Lady Lyttelton said: 'There is a transparency in her truth that is very

striking--not a shade of exaggeration in describing feelings or facts;

like very few other people I ever knew. Many may be as true, but I

think it goes often along with some reserve. She talks all out; just

as it is, no more and no less.' She talked all out; and she wrote

all out, too. Her letters, in the surprising jet of their expression,

remind one of a turned-on tap. What is within pours forth in an

immediate, spontaneous rush. Her utterly unliterary style has at least

the merit of being a vehicle exactly suited to her thoughts and

feelings; and even the platitude of her phraseology carries with it a

curiously personal flavour. Undoubtedly it was through her writings

that she touched the heart of the public. Not only in her 'Highland

Journals,' where the mild chronicle of her private proceedings was laid

bare without a trace either of affectation or of embarrassment, but

also in those remarkable messages to the nation which, from time to

time, she published in the newspapers, her people found her very close

to them indeed. They felt instinctively Victoria's irresistible

sincerity, and they responded. And in truth it was an endearing trait.

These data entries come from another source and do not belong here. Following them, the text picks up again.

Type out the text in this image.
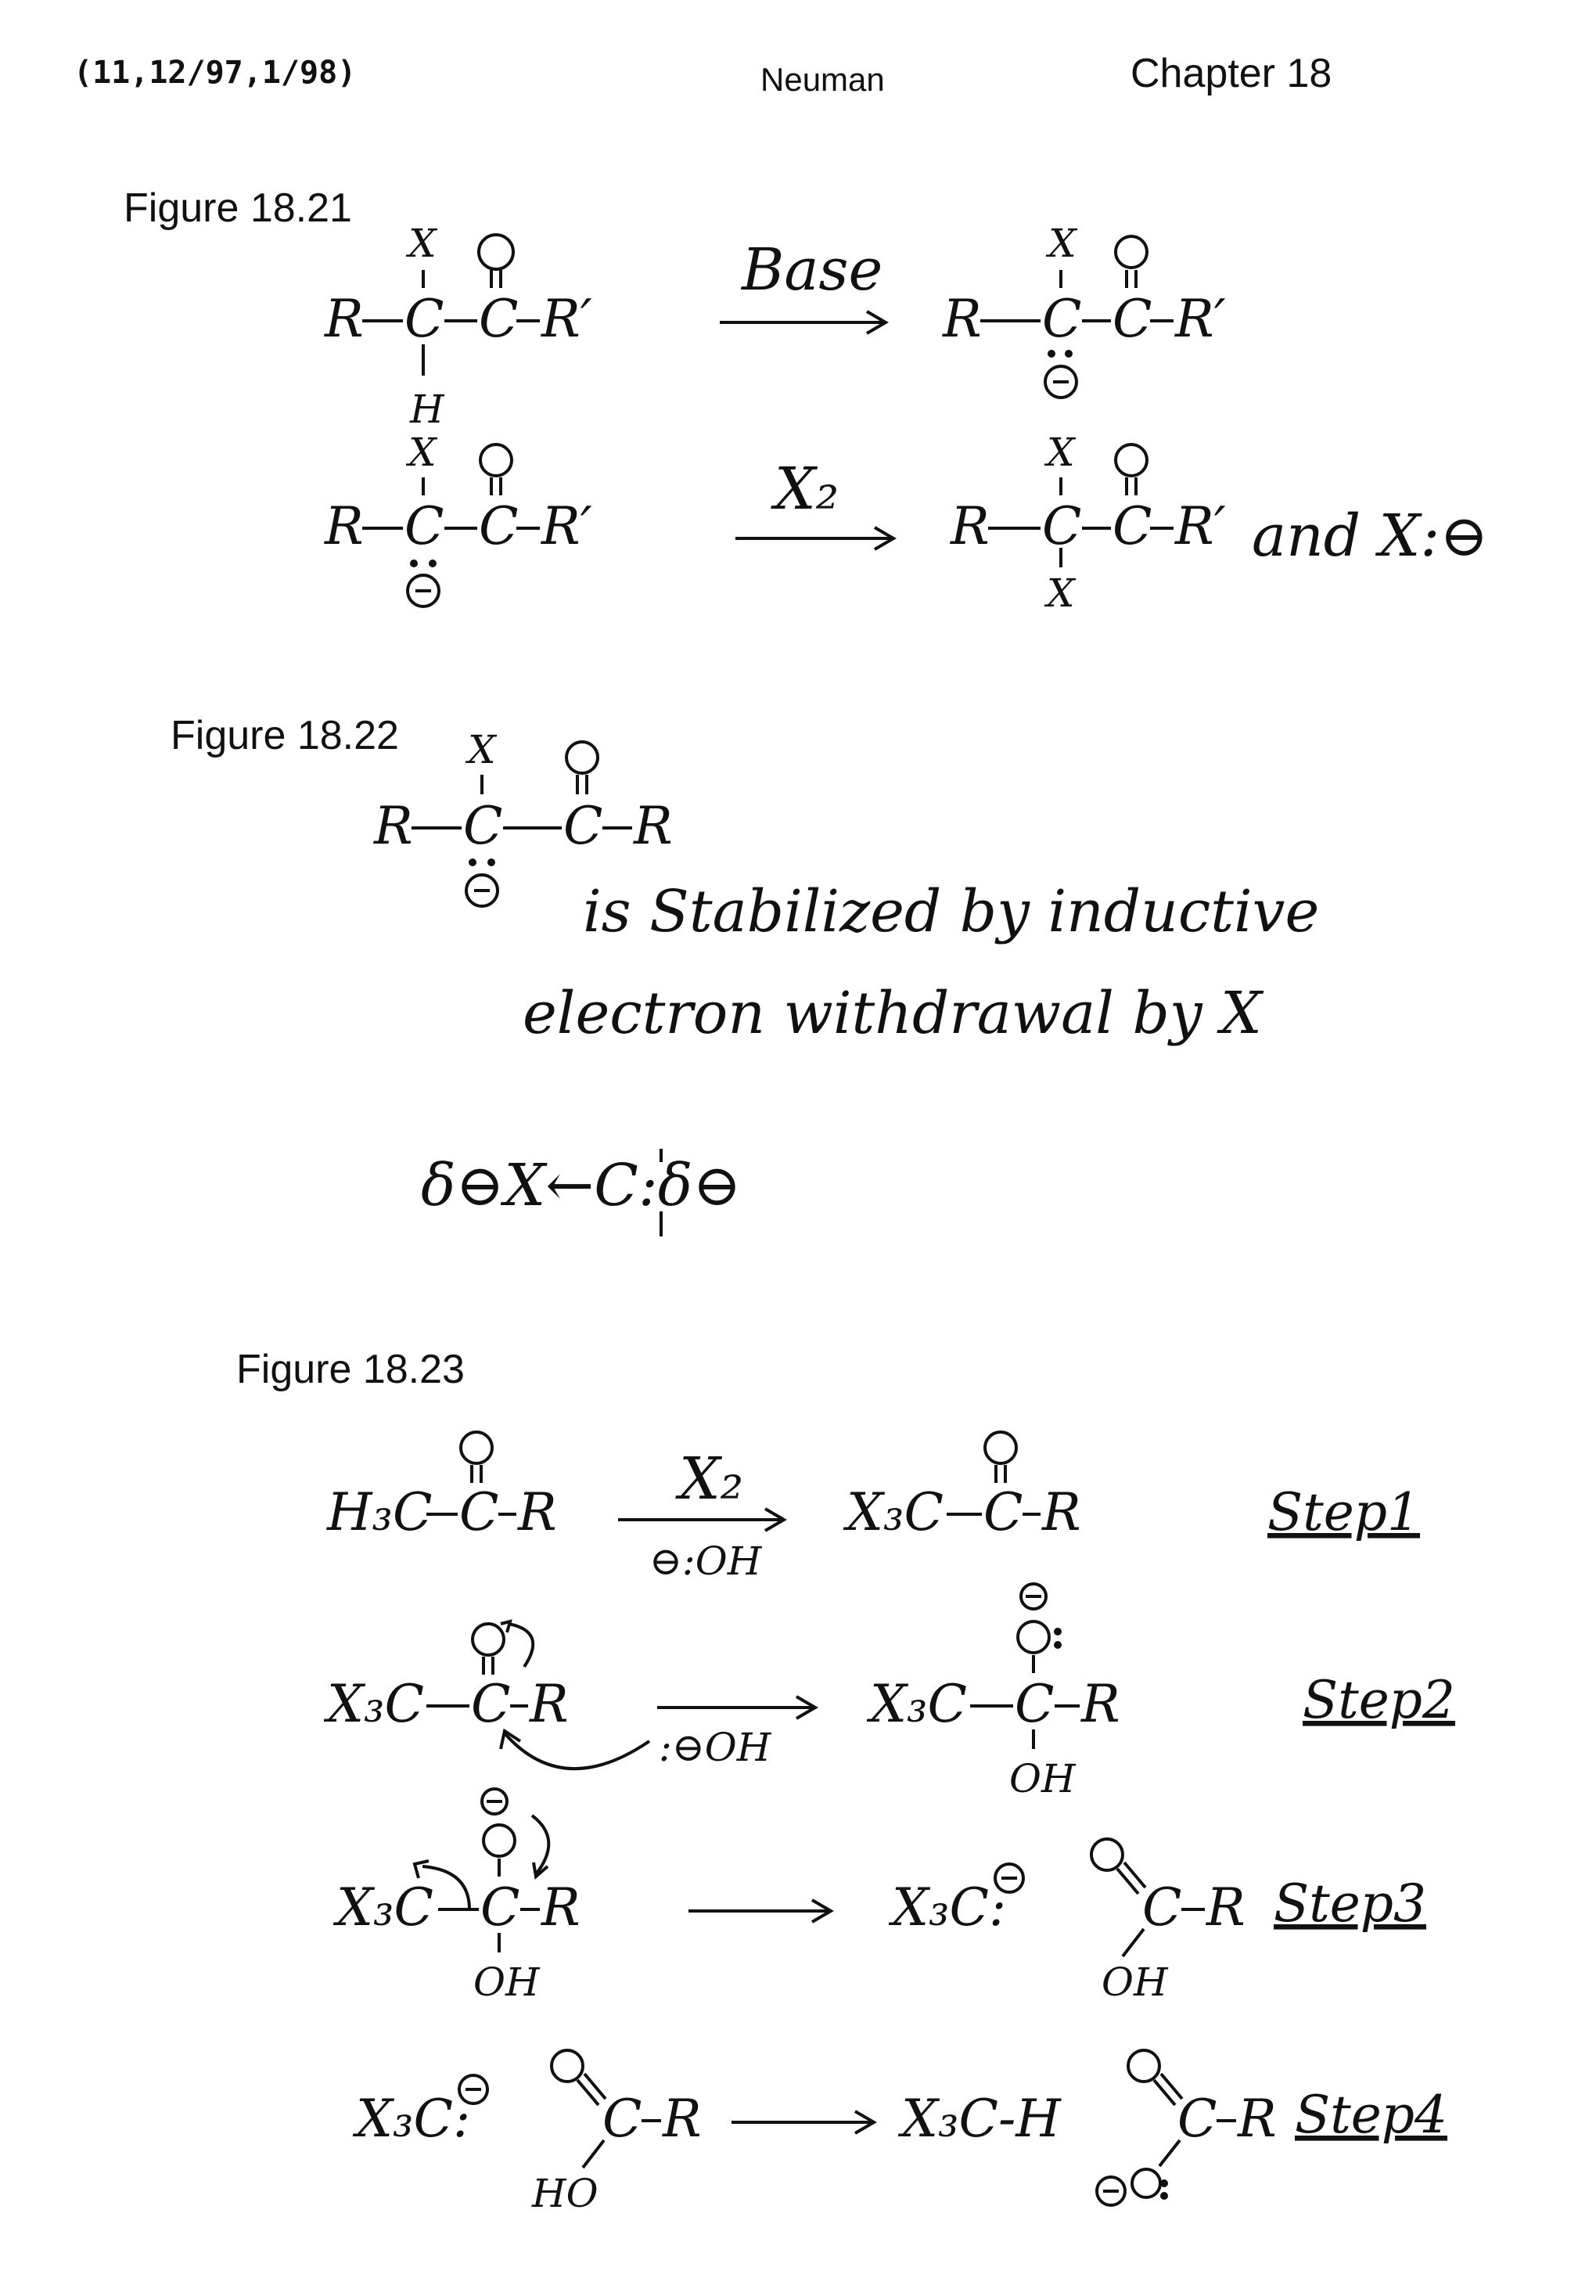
(11,12/97,1/98)	Neuman	Chapter 18
Figure 18.21
Figure 18.22
Figure 18.23
R C
X
H
C R′
Base
R C
X
C R′
R C
X
C R′
X₂
R C
X
X
C R′ and X:⊖
R C
X
C R
is Stabilized by inductive
electron withdrawal by X
δ⊖X←C:δ⊖
H₃C C R X₂
⊖:OH
X₃C C R	Step1
X₃C C R
:⊖OH
X₃C C R
OH
Step2
X₃C C R
OH
X₃C:	C R
OH
Step3
X₃C:	C R
HO
X₃C-H C R Step4
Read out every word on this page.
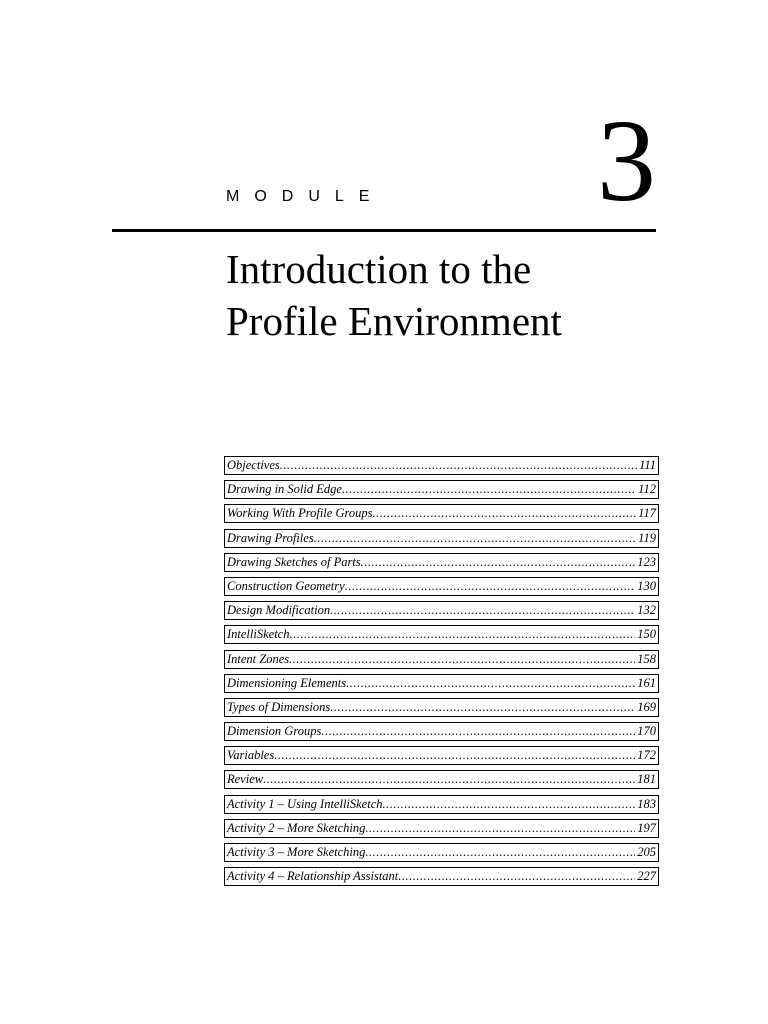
MODULE 3
Introduction to the
Profile Environment
Objectives .....	111
Drawing in Solid Edge .....	112
Working With Profile Groups .....	117
Drawing Profiles .....	119
Drawing Sketches of Parts .....	123
Construction Geometry .....	130
Design Modification .....	132
IntelliSketch .....	150
Intent Zones .....	158
Dimensioning Elements .....	161
Types of Dimensions .....	169
Dimension Groups .....	170
Variables .....	172
Review .....	181
Activity 1 – Using IntelliSketch .....	183
Activity 2 – More Sketching .....	197
Activity 3 – More Sketching .....	205
Activity 4 – Relationship Assistant .....	227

The personality and the position, too--the wonderful combination of

them--that, perhaps, was what was finally fascinating in the case. The

little old lady, with her white hair and her plain mourning clothes, in

her wheeled chair or her donkey-carriage--one saw her so; and

then--close behind--with their immediate suggestion of singularity, of

mystery, and of power--the Indian servants. That was the familiar

vision, and it was admirable; but, at chosen moments, it was right that

the widow of Windsor should step forth apparent Queen. The last and

the most glorious of such occasions was the Jubilee of 1897. Then, as

the splendid procession passed along, escorting Victoria through the

thronged re-echoing streets of London on her progress of thanksgiving

to St. Paul's Cathedral, the greatness of her realm and the adoration

of her subjects blazed out together. The tears welled to her eyes,

and, while the multitude roared round her, 'How kind they are to me!

How kind they are!' she repeated over and over again. That night

her message flew over the Empire: 'From my heart I thank my beloved

people. May God bless them!' The long journey was nearly done. But

the traveller, who had come so far, and through such strange

experiences, moved on with the old unfaltering step. The girl, the

wife, the aged woman, were the same: vitality, conscientiousness,

pride, and simplicity were hers to the latest hour.